Certes, comme le souligne l’Insee, nous assistons à un flux important de départs à la retraite chaque année : parmi les personnes qui occupaient un emploi en 2009, quasiment 8 millions, soit trois sur dix, devraient avoir quitté définitivement le marché du travail à l’horizon 2020. Selon le dernier exercice de prospective sur les métiers et les qualifications réalisé par France Stratégie et la DARES, sur la période 2012-2022, le nombre de départs en fin de carrière devrait avoisiner 620 000 par an en moyenne, contre 400 000 sur la période 1993-2001, avec un volume plus important à la fin de la décennie qu’à son début. Ces départs à la retraite représenteraient ainsi environ 80 % des « postes à pourvoir » sur la période 2012-2022.

Toutefois, les projections de France Stratégie/Dares indiquent que des disparités importantes devraient subsister entre secteurs. Les taux de départ à la retraite les plus élevés (>3%) concerneraient en effet les métiers suivants : Agriculteurs, éleveurs, sylviculteurs ; Ouvriers qualifiés de l’électricité et de l’électronique, de la mécanique, de la maintenance, travaillant par enlèvement ou formage de métal ; Ouvriers du textile et du cuir ; Ouvriers, techniciens et agents de maîtrise des industries graphiques ; Dirigeants d’entreprise ; Secrétaires ; Agents d’entretien ; Employés de maison ; Professions intermédiaires administratives de la fonction publique (catégorie B et assimilés), Employés administratifs de la fonction publique (catégorie C et assimilés).

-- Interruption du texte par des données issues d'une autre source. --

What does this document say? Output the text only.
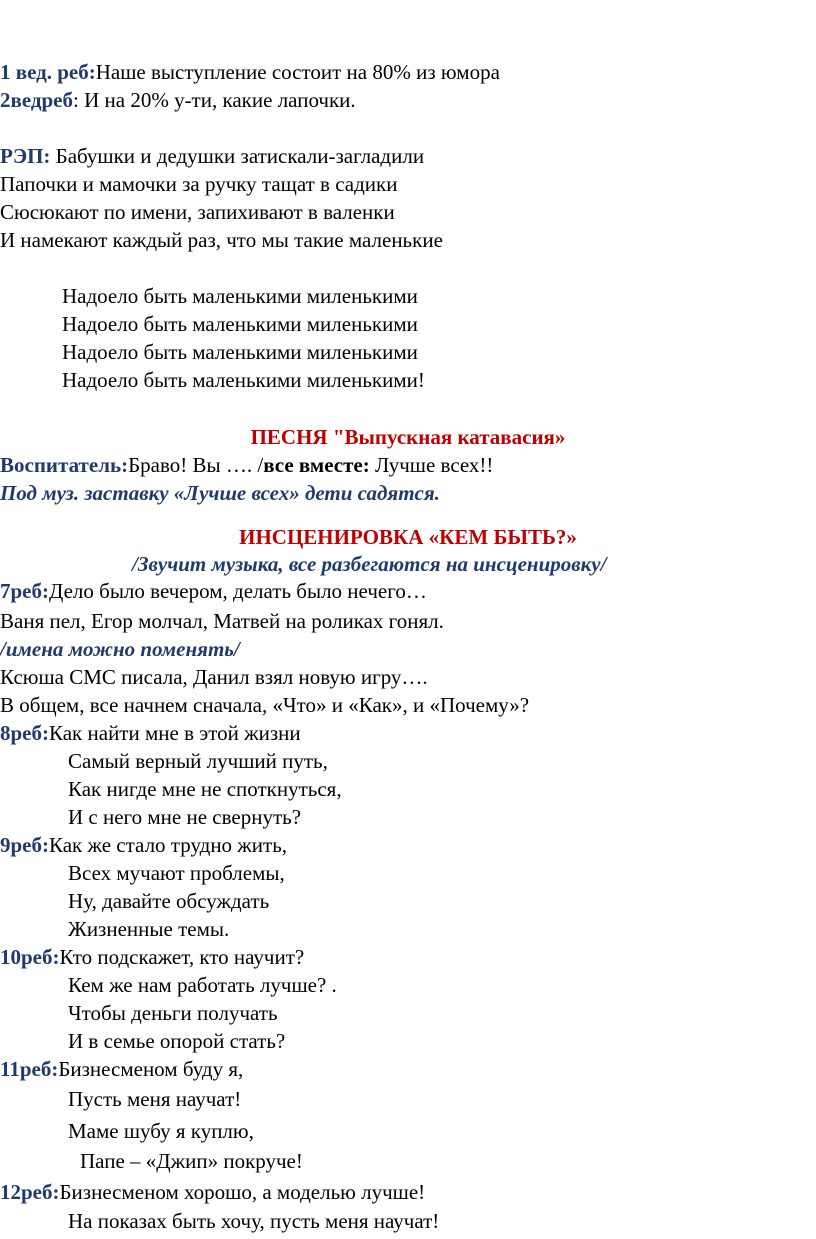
1 вед. реб:Наше выступление состоит на 80% из юмора
2ведреб: И на 20% у-ти, какие лапочки.
РЭП: Бабушки и дедушки затискали-загладили
Папочки и мамочки за ручку тащат в садики
Сюсюкают по имени, запихивают в валенки
И намекают каждый раз, что мы такие маленькие
Надоело быть маленькими миленькими
Надоело быть маленькими миленькими
Надоело быть маленькими миленькими
Надоело быть маленькими миленькими!
ПЕСНЯ "Выпускная катавасия»
Воспитатель:Браво! Вы …. /все вместе: Лучше всех!!
Под муз. заставку «Лучше всех» дети садятся.
ИНСЦЕНИРОВКА «КЕМ БЫТЬ?»
/Звучит музыка, все разбегаются на инсценировку/
7реб:Дело было вечером, делать было нечего…
Ваня пел, Егор молчал, Матвей на роликах гонял.
/имена можно поменять/
Ксюша СМС писала, Данил взял новую игру….
В общем, все начнем сначала, «Что» и «Как», и «Почему»?
8реб:Как найти мне в этой жизни
Самый верный лучший путь,
Как нигде мне не споткнуться,
И с него мне не свернуть?
9реб:Как же стало трудно жить,
Всех мучают проблемы,
Ну, давайте обсуждать
Жизненные темы.
10реб:Кто подскажет, кто научит?
Кем же нам работать лучше? .
Чтобы деньги получать
И в семье опорой стать?
11реб:Бизнесменом буду я,
Пусть меня научат!
Маме шубу я куплю,
Папе – «Джип» покруче!
12реб:Бизнесменом хорошо, а моделью лучше!
На показах быть хочу, пусть меня научат!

Surtout, malgré leur caractère massif, les départs à la retraite des « baby-boomers » ne compenseraient pour autant les arrivées sur le marché du travail. En effet, contrairement à ses prévisions antérieures, l’Insee a annoncé une hausse régulière de la population active jusqu'en 2060 sous l’effet de la fécondité élevée de ces dernières années : elle passerait ainsi de 28,3 millions en 2010 à 31,2 millions en 2060. De plus, comme le soulignent les auteurs des projections de France Stratégie et de la Dares, les départs à la retraite ne seront pas tous remplacés et les remplacements ne peuvent se faire poste à poste, à l’identique. Dès lors, si l’on veut que le papy-boom ne coïncide pas avec un chômage soutenu, les créations d’emplois restent indispensables. Et même dans le scénario de croissance le plus optimiste proposé par France Stratégie et la Dares (retour à la croissance d’avant-crise : taux de croissance annuelle de 1,8%, création de 212 000 emplois par an en moyenne), le taux de chômage atteindrait 6,7% en 2022.